Déclaration – Bilan sur la COVID-19 : le paradoxe de la pandémie, ou quand nous nous nourrissons à la fois d’espoir et de détresse

Vidéo : Déclaration du docteur Hans Henri P. Kluge, directeur régional de l’OMS pour l’Europe, 28-01-2021

Déclaration du docteur Hans Henri P. Kluge, directeur régional de l’OMS pour l’Europe

Copenhague, 28 janvier 2021

Bonjour,

Aujourd’hui, la pandémie conduit à un véritable paradoxe.

Si les vaccins sont porteurs d’un important espoir, les nouveaux variants sont, quant à eux, préoccupants et sont source de davantage d’incertitudes et de risques.

Au total, 35 pays de la Région européenne ont commencé à vacciner, et ont administré 25 millions de doses. Ces vaccins ont montré l’efficacité et la sécurité que nous espérions tous, et nous devons nous accorder un moment de réflexion afin de reconnaître les progrès accomplis par la science et le résultat de notre détermination depuis que le virus SRAS-CoV-2 a été identifié il y a un an. Cet accomplissement monumental permettra de relâcher la pression sur nos systèmes de santé et, sans aucun doute, de sauver des vies.

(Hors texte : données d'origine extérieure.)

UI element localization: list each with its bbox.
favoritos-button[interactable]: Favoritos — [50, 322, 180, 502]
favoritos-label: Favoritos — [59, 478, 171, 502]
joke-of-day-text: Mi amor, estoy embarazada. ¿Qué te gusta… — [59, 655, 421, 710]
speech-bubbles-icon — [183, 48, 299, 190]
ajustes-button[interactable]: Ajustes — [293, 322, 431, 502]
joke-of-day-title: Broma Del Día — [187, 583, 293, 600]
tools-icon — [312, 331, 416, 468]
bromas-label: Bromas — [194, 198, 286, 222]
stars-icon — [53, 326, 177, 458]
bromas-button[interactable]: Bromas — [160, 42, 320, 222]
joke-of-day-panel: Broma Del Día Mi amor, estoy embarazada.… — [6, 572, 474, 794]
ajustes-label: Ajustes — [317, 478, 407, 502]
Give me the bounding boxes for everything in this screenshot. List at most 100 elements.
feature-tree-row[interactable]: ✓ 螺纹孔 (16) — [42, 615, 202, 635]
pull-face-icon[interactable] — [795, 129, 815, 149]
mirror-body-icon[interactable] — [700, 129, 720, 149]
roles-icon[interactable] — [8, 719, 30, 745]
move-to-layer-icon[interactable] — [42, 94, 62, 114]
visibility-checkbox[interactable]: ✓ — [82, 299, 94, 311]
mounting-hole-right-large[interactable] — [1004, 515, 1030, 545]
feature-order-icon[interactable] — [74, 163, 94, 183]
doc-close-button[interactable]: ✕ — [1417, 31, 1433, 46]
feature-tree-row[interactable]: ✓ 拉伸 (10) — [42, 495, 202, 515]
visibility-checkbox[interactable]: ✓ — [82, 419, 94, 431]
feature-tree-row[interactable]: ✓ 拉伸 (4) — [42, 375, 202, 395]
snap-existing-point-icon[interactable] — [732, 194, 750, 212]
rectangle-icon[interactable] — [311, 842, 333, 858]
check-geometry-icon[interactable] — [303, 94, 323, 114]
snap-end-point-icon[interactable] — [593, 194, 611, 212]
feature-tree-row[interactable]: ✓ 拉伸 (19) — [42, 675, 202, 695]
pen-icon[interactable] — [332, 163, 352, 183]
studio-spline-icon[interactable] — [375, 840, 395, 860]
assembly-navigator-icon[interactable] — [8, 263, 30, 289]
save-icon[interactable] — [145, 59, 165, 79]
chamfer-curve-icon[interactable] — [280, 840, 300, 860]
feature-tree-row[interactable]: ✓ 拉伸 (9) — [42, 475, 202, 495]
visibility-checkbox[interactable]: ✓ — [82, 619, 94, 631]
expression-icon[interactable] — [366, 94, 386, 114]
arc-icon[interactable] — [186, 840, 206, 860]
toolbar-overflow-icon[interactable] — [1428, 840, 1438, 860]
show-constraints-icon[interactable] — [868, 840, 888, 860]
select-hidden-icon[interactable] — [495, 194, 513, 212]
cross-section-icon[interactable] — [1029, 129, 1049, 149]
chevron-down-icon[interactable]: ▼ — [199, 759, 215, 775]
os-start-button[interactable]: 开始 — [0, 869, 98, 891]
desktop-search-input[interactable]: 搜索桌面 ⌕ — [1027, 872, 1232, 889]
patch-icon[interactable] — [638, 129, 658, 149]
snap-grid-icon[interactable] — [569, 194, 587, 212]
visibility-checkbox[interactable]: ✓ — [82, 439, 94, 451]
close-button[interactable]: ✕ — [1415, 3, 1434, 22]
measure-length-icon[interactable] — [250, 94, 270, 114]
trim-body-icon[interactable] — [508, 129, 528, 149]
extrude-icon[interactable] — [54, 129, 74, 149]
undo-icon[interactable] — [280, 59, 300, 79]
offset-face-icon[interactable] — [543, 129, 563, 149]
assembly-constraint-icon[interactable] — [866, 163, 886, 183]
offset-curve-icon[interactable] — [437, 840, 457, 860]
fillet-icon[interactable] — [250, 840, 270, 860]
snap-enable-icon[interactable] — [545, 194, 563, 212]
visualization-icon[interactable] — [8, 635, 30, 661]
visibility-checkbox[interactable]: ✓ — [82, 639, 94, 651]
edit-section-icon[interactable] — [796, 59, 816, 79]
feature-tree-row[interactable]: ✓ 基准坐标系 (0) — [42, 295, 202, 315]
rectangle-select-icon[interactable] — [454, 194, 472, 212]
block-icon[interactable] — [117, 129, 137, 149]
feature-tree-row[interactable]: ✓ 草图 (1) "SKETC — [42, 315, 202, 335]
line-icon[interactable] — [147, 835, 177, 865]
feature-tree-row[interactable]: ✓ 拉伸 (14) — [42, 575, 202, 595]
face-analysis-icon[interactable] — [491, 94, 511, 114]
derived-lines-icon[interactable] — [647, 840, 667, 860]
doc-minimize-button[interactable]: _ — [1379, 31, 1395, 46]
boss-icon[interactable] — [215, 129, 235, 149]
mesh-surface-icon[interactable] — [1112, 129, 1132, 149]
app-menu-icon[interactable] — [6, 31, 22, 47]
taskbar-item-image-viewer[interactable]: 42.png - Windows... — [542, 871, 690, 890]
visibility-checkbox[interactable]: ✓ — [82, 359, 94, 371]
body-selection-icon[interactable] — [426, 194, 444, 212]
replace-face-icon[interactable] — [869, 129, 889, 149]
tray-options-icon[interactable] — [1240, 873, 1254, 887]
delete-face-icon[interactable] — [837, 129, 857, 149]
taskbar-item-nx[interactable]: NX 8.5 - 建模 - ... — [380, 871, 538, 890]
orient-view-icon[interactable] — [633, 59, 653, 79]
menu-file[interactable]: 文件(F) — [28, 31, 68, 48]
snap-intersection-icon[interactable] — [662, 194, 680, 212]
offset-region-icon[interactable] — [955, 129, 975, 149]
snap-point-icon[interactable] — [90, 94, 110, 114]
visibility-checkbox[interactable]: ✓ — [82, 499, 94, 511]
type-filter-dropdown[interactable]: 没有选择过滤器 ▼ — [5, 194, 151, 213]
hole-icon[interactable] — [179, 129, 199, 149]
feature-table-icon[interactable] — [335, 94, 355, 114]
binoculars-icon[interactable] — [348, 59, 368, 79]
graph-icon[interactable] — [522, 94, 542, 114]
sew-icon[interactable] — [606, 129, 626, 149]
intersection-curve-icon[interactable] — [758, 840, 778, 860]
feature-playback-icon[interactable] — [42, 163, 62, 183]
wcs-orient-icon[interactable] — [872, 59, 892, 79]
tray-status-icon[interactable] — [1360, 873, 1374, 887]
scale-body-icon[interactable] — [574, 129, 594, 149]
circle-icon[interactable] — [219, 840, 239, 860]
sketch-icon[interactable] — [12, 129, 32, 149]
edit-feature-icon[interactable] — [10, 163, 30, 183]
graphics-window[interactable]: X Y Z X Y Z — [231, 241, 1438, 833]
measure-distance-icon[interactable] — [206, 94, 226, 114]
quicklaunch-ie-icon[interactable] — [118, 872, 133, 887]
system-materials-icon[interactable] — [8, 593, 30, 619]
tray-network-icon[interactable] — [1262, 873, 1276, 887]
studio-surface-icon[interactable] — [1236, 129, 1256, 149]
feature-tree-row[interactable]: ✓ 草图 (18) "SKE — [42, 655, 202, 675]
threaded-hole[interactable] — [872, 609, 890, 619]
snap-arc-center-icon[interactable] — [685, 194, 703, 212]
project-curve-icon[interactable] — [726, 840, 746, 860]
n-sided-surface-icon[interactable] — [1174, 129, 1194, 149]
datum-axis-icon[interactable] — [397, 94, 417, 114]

La persistance de taux de transmission élevés et l’apparition de variants préoccupants de la COVID-19 ont toutefois fait ressortir l’urgence de vacciner les groupes prioritaires. Les espoirs croissants que nous fondons dans la science ne sont pas comblés aussi rapidement que nous le voudrions. La mise au point, la production et la distribution équitable des vaccins ne répondent pas aussi rapidement à nos attentes.

Ce paradoxe, quand les populations ont l’impression que la fin est en vue grâce au vaccin, mais sont en même temps appelées à adhérer à des mesures restrictives face à une nouvelle menace, provoque des tensions, de l’angoisse, de la fatigue et de la confusion, un phénomène tout à fait compréhensible dans de telles circonstances.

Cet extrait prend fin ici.